Le règlement d'une succession transfrontalière

Me Laure Belleraud, notaire / « Dans ce monde, rien n’est certain, sauf la mort et les impôts », écrivait Benjamin Franklin. La transmission du patrimoine par décès et sa fiscalité sont en effet étroitement liées. Le règlement civil et fiscal de la succession peut se révéler d’autant plus complexe lorsque les règles de droit de plusieurs pays sont en concours. Une fréquente dans des zones frontalières comme la Haute-Savoie, voisine de la Suisse.

Quand un défunt a un pied entre plusieurs pays, du fait de sa situation patrimoniale, de sa nationalité ou de son lieu de résidence, la succession est qualifiée d’internationale. Pour définir qui sont les héritiers et leur part dans la succession, le notaire détermine en premier lieu la loi civile applicable. Depuis le 17 août 2015 et le Règlement européen n° 650/2012 du 4 juillet 2012, une petite révolution a été opérée. La totalité de la succession est désormais soumise à la loi de la dernière résidence du défunt. Il y aura ensuite lieu de déterminer la fiscalité applicable à la succession. En France, les héritiers doivent en principe payer les droits de succession lors du dépôt de la déclaration de succession auprès de l’administration fiscale, au plus tard dans les six mois suivant le décès s’il est survenu en France métropolitaine ; dans l’année dans tous les autres cas.

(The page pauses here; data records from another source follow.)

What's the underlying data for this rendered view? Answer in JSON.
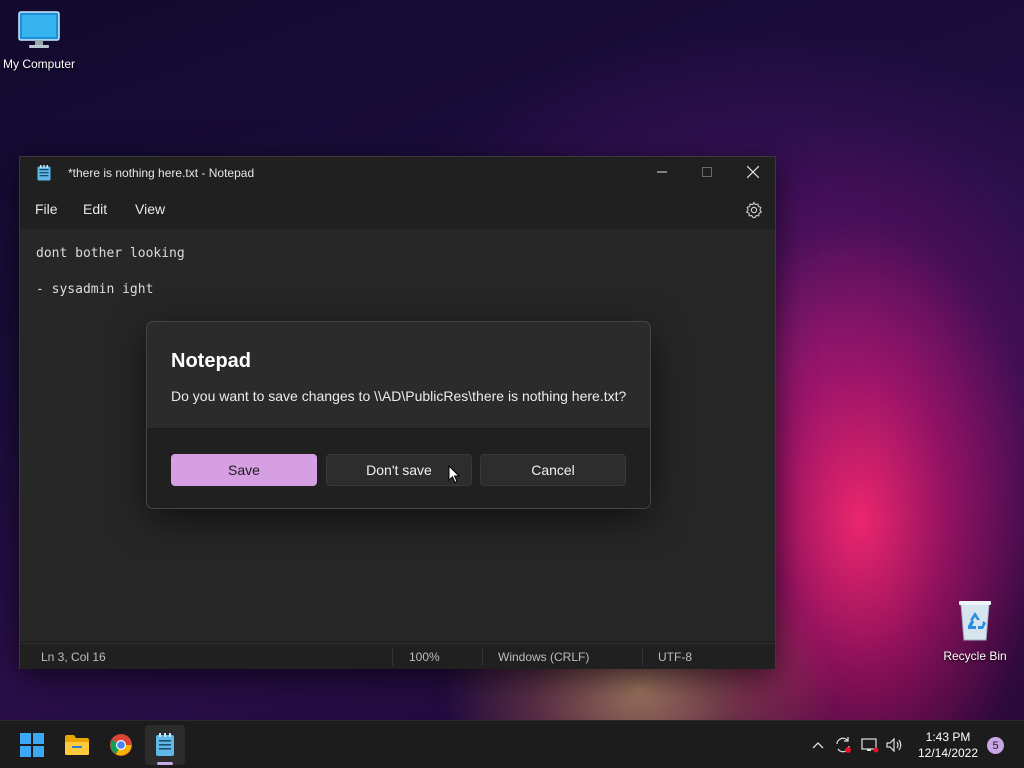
{
  "desktop": {
    "icons": [
      {
        "label": "My Computer",
        "icon": "monitor-icon"
      },
      {
        "label": "Recycle Bin",
        "icon": "recycle-bin-icon"
      }
    ]
  },
  "notepad": {
    "title": "*there is nothing here.txt - Notepad",
    "menu": {
      "file": "File",
      "edit": "Edit",
      "view": "View"
    },
    "content": {
      "line1": "dont bother looking",
      "line3": "- sysadmin ight"
    },
    "status": {
      "position": "Ln 3, Col 16",
      "zoom": "100%",
      "line_endings": "Windows (CRLF)",
      "encoding": "UTF-8"
    }
  },
  "dialog": {
    "title": "Notepad",
    "message": "Do you want to save changes to \\\\AD\\PublicRes\\there is nothing here.txt?",
    "buttons": {
      "save": "Save",
      "dont_save": "Don't save",
      "cancel": "Cancel"
    },
    "accent_color": "#d79fe3"
  },
  "taskbar": {
    "apps": [
      "start-icon",
      "file-explorer-icon",
      "chrome-icon",
      "notepad-icon"
    ],
    "clock": {
      "time": "1:43 PM",
      "date": "12/14/2022"
    },
    "notification_count": "5"
  }
}
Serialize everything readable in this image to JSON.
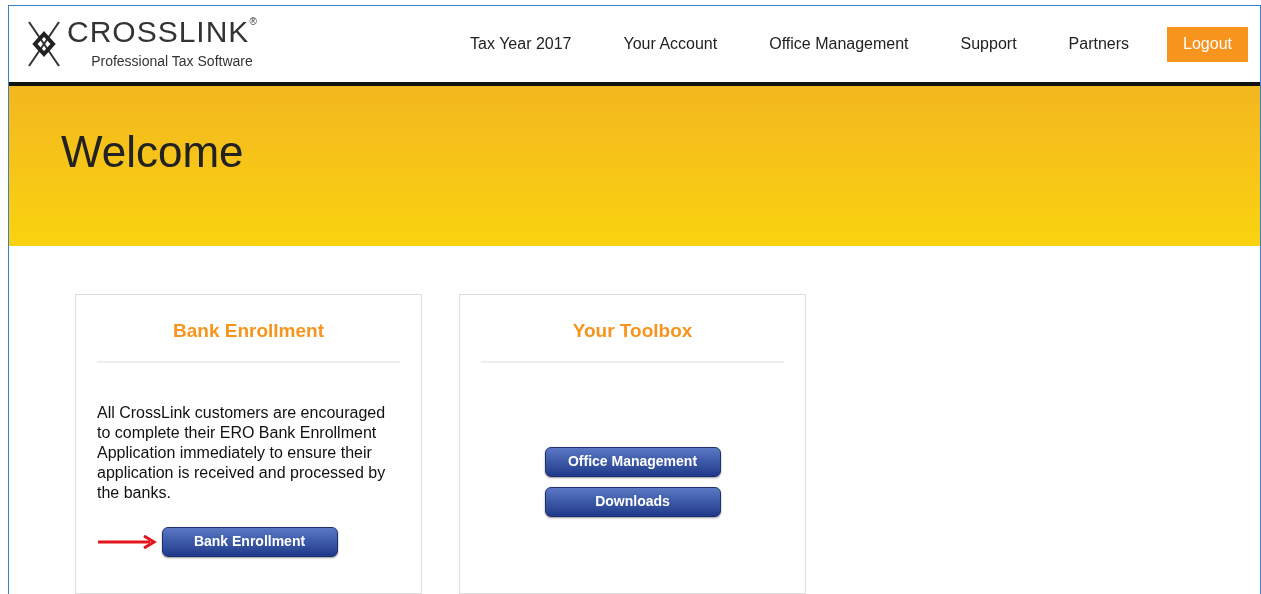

Si la question de l’application de la loi civile et / ou fiscale se pose, la question de la compétence d’un notaire français ou d’un notaire suisse se pose également. Si chacun est seul compétent pour régulariser les actes pour les biens immobiliers situés sur son territoire, le notaire de la dernière résidence habituelle sera compétent pour rédiger le premier acte nécessaire au règlement de la succession, c’est-à-dire l’acte de notoriété (en France) ou le certificat d’héritier (en Suisse). Cet acte fera mention des héritiers et de leurs droits.

L’aspect civil

Le critère de la résidence habituelle constitue le rattachement objectif en matière de détermination de loi applicable. Le règlement européen ne donne aucune définition. L’appréciation de la localisation de la résidence habituelle du défunt doit prendre en compte les circonstances de sa vie avant et au moment de son décès. Il ne peut y avoir qu’une seule résidence habituelle. Sa détermination repose sur des éléments de fait, comme la scolarité des enfants, le lieu des achats quotidiens.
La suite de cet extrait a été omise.